The Bates chapter was started in October 1939. Initially, women were given 10 percent of the slots, which meant two spots among 20 at Bates. With the start of World War II, women were excluded. The Bates fliers flew the famous Piper J-C Cub and a pre-war Aeronca model.

Though the record is unclear as to whether Winne, who died in 2007, ultimately earned a license, she was certainly an active part of the program.

On Nov. 13, 1940, the Student reported that “it is planned to have a brief farewell ceremony before Catherine Winne ’41, first co-ed to take the flight course, embarks on that long-awaited solo hop.” At the time, she and the other Bates would-be pilots had “averaged about seven hours of flying time, and several of the embryonic aviators are waiting to go up for the first time alone.”

Bates students post fliers flew the famous Piper J-C Cub and a pre-war Aeronca model.

Bates students pose in front of the Piper J-C Cub at the Auburn-Lewiston Airport in November 1939. The woman standing next to the plane, at left, might be Doris Howes Parmenter ’37. (Muskie Archives and Special Collections Library)

 

A fine athlete who coached tennis for the Woman’s Athletic Association in her senior year, Winne was among at least two other female Bates trainees. Another was the late Pauline Giles ’41, who attended classroom sessions but may not have flown.

The third was graduate Doris Howes Parmenter ’37, who worked at Bates after graduation. Indeed, the Bates Magazine obituary for Parmenter suggests that she had the distinction of being the “first Bates woman to solo” with the CPTP.

“We knew it was a pre-screening thing for military pilots.”

The CPTP’s military importance was readily known, especially after Germany invaded Poland and France.

“We knew it was a pre-screening thing for military pilots,” said retired Marine Col. Armand Daddazio ’42 in 2010. A CPTP trainee as a Bates student, Daddazio saw active duty in air defense artillery in the Pacific during World War II.

From left, Armand Daddazio ’42 (left) Raymond Harvey '42, John Daikus '40 listen to flight instructor Randy Mulherin (right) during flight training on Nov. 25, 1939.

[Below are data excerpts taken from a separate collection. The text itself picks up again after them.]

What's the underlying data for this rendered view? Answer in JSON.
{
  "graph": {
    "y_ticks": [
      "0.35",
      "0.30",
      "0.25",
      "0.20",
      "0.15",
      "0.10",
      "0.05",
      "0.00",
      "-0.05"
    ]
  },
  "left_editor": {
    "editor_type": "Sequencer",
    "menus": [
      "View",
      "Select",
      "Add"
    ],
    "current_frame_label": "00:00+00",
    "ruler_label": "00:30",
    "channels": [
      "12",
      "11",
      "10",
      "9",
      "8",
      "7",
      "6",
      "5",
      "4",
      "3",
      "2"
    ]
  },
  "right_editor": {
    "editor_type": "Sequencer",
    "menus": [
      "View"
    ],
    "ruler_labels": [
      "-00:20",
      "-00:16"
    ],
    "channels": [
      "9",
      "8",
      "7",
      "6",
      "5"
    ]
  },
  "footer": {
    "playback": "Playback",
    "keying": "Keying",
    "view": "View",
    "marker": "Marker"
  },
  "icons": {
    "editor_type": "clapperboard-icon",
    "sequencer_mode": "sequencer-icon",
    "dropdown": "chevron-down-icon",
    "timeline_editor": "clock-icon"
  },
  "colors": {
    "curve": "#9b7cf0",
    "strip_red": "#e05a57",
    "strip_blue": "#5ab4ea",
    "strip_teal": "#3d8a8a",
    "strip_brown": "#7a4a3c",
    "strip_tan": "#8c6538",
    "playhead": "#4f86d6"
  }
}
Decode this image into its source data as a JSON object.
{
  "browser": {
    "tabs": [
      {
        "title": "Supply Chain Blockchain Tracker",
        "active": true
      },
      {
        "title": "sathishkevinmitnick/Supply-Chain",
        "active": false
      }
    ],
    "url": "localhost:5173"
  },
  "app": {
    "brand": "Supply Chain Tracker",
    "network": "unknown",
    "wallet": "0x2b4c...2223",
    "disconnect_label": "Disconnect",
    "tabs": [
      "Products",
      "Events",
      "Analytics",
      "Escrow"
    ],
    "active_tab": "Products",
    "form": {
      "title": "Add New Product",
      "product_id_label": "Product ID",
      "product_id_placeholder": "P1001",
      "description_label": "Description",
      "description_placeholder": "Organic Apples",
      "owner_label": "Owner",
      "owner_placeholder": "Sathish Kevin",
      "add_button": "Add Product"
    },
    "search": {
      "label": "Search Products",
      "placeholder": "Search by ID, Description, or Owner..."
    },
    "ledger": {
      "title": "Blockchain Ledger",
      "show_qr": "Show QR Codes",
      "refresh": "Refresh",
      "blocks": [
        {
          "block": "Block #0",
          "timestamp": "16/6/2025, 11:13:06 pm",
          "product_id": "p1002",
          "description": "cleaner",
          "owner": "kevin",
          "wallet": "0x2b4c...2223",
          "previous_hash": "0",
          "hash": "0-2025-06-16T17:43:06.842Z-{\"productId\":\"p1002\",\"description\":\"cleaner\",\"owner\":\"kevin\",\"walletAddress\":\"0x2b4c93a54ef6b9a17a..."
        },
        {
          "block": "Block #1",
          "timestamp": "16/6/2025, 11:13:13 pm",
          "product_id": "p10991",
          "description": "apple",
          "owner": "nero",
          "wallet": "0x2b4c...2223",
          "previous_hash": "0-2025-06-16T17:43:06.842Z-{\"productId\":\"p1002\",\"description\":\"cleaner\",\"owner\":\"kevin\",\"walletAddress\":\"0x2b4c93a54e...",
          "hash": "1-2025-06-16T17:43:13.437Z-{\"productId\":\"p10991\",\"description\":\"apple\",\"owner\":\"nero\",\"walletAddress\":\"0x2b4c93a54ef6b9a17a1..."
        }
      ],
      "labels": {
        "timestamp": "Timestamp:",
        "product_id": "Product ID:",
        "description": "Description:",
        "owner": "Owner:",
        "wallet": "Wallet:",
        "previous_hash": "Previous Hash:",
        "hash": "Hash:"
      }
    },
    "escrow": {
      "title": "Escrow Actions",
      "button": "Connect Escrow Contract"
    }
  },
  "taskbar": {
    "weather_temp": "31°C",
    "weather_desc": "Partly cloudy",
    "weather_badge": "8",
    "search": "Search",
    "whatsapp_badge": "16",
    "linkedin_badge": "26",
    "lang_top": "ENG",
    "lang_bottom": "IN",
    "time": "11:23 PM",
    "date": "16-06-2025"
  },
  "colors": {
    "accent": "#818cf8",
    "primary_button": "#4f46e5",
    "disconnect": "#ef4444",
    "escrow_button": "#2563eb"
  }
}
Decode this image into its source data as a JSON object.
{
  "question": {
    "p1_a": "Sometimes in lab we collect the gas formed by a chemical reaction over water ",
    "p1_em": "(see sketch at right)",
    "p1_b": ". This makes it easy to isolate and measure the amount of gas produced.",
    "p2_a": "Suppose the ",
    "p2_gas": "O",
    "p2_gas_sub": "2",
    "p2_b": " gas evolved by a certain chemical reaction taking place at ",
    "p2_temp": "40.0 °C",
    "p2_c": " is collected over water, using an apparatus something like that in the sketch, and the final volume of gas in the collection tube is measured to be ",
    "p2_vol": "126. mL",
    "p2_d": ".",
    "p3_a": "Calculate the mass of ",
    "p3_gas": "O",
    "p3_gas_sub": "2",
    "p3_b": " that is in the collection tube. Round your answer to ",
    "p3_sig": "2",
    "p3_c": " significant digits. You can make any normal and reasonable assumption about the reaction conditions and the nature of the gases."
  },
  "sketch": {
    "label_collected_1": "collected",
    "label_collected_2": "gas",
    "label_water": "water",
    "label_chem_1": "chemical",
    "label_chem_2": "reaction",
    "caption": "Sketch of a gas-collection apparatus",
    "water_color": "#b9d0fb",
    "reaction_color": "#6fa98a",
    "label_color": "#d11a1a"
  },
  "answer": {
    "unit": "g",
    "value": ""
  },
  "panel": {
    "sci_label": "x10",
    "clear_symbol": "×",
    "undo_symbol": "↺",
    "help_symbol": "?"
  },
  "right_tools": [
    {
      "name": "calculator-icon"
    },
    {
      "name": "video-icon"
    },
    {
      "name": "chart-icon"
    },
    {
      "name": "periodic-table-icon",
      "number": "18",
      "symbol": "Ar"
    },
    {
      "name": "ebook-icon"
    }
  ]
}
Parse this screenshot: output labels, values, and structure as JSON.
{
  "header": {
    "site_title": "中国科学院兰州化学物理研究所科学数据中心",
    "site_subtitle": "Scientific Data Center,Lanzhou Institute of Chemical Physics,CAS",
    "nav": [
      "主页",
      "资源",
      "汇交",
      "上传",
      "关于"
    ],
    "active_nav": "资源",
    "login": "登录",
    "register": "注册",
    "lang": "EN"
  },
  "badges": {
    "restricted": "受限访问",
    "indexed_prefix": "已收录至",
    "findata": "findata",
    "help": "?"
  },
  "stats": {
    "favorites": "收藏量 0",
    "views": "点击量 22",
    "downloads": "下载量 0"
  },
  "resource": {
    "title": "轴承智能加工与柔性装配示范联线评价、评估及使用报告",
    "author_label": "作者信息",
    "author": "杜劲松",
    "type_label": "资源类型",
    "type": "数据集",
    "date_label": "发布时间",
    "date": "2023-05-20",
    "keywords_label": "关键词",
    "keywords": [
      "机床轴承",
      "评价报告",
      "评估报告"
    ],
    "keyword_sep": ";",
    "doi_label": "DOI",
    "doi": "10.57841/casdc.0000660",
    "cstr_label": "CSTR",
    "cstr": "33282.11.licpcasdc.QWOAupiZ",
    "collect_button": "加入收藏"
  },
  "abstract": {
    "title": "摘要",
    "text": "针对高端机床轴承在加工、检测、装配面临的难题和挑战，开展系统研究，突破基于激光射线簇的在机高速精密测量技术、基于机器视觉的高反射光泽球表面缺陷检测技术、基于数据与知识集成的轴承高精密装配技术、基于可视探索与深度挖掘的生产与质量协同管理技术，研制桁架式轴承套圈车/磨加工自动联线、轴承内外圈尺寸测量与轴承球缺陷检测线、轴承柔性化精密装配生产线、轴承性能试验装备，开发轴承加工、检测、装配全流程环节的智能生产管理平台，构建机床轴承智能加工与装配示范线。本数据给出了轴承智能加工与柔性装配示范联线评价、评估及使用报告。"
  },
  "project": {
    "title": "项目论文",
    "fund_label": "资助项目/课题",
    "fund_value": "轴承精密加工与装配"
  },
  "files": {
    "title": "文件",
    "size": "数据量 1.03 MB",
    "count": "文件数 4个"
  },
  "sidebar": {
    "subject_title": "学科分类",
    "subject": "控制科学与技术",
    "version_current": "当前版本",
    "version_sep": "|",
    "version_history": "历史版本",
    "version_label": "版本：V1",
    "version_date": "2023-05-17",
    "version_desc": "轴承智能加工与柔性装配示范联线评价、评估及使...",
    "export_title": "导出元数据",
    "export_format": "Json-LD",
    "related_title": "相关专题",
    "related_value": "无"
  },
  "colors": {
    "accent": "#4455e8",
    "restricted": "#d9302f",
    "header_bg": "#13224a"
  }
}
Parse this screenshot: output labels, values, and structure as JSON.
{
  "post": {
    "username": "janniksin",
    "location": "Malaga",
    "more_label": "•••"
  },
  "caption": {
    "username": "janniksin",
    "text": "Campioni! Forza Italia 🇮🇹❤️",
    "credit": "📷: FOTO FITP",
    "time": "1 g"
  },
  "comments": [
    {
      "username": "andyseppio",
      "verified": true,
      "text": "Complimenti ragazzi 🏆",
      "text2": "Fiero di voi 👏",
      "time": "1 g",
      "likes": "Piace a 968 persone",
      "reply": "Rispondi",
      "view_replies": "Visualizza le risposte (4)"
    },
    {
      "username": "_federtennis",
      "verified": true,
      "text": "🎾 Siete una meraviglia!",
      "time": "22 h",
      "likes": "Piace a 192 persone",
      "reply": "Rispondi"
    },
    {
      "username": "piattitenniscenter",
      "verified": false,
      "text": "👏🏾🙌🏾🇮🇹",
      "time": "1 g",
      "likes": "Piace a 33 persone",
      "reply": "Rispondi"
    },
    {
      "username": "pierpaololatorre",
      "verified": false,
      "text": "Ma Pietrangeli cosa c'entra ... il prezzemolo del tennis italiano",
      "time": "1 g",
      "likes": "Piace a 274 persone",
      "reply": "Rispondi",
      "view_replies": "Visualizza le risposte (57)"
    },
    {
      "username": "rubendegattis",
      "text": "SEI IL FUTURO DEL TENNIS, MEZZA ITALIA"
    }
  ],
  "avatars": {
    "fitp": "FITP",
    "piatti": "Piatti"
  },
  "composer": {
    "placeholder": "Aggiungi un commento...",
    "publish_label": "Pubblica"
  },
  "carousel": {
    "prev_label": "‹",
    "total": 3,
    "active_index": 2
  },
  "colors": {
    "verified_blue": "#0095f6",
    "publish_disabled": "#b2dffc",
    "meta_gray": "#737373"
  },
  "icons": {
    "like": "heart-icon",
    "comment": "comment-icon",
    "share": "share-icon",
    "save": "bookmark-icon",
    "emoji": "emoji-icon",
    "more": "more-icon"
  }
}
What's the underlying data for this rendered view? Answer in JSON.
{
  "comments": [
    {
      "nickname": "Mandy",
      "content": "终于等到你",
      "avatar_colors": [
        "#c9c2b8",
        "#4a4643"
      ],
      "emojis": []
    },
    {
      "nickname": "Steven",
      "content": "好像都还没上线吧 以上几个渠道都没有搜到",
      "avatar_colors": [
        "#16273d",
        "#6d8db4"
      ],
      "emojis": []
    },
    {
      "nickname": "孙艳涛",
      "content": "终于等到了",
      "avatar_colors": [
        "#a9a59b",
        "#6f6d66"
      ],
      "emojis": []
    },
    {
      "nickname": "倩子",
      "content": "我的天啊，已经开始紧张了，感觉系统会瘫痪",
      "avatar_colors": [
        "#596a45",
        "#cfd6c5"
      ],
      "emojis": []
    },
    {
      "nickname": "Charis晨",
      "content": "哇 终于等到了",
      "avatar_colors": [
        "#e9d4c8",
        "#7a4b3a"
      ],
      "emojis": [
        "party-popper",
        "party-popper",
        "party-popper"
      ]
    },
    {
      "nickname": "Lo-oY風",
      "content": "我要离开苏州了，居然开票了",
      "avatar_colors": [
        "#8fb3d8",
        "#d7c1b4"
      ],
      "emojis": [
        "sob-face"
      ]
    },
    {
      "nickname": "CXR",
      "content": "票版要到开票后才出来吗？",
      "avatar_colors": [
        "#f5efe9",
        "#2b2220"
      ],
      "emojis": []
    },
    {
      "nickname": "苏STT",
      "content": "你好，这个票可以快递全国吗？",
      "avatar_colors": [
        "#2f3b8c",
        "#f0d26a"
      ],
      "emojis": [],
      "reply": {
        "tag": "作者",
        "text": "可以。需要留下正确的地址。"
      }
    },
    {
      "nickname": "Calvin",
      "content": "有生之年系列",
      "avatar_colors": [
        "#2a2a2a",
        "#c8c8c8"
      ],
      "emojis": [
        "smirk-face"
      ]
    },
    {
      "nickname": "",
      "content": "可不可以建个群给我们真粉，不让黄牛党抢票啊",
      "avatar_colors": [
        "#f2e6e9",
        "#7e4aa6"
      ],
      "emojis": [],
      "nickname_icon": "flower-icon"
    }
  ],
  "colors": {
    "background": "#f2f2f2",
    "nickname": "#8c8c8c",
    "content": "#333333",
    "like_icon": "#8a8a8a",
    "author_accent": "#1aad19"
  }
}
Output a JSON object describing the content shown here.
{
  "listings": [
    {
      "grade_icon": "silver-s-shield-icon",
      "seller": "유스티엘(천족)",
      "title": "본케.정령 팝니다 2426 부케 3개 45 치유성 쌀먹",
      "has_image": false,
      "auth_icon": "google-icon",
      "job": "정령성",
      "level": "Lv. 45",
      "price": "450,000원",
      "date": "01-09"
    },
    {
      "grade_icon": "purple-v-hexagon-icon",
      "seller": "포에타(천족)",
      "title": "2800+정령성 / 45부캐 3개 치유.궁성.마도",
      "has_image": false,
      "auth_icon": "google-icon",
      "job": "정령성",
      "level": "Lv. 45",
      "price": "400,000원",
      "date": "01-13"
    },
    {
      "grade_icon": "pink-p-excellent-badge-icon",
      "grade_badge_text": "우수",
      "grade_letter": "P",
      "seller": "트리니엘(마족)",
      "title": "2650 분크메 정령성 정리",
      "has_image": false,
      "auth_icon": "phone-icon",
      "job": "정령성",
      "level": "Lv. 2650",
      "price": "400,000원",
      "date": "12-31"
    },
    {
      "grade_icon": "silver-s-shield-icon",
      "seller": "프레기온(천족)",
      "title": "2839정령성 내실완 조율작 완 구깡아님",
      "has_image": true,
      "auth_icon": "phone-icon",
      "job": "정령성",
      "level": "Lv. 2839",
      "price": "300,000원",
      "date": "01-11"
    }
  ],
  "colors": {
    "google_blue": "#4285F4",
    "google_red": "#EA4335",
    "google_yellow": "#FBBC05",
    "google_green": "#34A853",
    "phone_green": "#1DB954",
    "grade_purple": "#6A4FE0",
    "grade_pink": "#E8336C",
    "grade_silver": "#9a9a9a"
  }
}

From left, Armand Daddazio ’42, Raymond Harvey ’42, and John Daikus ’40 listen to flight instructor Randy Mulherin (right) during Civilian Pilot Training Program training at the Auburn-Lewiston Airport on Nov. 25, 1939. (Muskie Archives and Special Collections Library)

He was on Tinian when the USS Indianapolis delivered the atomic bomb destined for Hiroshima.

“Headquarters called to ask for officers for a work party,” Daddazio said. “We pointed out that officers don’t go on work parties. The reply was, ‘Well, they do on this one!’ For security, they wanted officers to unload the bomb.”

Daddazio, who died in 2016, did not fly during or after the war. Initially interested in the Army Air Corps, he instead chose the Marines. “The casualty rate ended up pretty bad for the flying services,” he recalled. “Maybe the dear Lord didn’t want me to fly.”